A scholar from Austria, Kessel, discovered a new chapter of the Bible in an ancient manuscript.
A scholar from Austria has found an expanded version of a chapter of the Bible, hidden in a manuscript beneath a later text over one and a half thousand years old. This was reported by Insider.
Grigori Kessel, a historian from the Austrian Academy of Sciences, announced his discovery in an article for the academic journal New Testament Studies. He explained that he used ultraviolet imaging to uncover the early text beneath three layers of ink.
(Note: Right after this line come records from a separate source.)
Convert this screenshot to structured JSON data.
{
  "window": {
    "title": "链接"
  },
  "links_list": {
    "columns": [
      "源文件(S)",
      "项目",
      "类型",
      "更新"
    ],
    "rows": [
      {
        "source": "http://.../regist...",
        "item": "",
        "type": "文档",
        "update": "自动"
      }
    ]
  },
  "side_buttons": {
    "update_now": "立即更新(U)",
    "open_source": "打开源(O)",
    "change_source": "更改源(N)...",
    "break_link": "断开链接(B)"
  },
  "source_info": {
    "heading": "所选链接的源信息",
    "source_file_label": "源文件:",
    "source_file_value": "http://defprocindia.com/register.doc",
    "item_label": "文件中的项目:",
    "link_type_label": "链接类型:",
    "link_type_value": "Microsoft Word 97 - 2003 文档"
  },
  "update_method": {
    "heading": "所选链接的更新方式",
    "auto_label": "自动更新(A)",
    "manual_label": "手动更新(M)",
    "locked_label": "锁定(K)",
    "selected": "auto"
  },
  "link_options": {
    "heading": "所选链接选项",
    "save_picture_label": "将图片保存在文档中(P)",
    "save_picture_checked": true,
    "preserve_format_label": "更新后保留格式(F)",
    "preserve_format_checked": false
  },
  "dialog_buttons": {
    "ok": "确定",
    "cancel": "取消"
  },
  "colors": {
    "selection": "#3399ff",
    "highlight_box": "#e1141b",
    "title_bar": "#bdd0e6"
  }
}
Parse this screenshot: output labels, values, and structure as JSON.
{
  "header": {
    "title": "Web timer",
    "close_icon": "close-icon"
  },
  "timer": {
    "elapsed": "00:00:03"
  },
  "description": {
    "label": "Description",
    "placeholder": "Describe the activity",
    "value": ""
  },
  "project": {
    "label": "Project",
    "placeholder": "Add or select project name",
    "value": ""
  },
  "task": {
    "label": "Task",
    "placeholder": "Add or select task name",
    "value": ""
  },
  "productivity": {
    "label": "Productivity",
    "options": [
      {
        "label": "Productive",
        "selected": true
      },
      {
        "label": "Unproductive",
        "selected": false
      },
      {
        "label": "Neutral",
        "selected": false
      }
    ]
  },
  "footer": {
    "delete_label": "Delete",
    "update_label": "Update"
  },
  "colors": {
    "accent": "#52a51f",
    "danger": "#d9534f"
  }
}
In ancient manuscripts, texts were often recorded palimpsestically: new writings over old ones. This was due to the high cost of parchment and its frequent scarcity. As a result, the original text would disappear beneath a fresh layer of ink.
Kessel noted that the fragment of text he discovered is an expanded version of Matthew 12 that has not been encountered by scholars and theologians before. It was found in an ancient Syriac translation of the Bible created around 1500 years ago. The manuscript Kessel worked with was stored in the Vatican Library.
The manuscript will provide modern researchers with a unique opportunity to study the early stages of the evolution of evangelical texts and see how they differ from contemporary Bible translations.
One such difference is illustrated in Kessel's article with the well-known line Matthew 12:1. Today, it reads: "At that time Jesus went through the grain fields on the Sabbath; and His disciples were hungry and began to pluck heads of grain and to eat." In the ancient Syriac version, the second part of the line reads somewhat differently: "began to pluck heads of grain, rub them in their hands, and eat."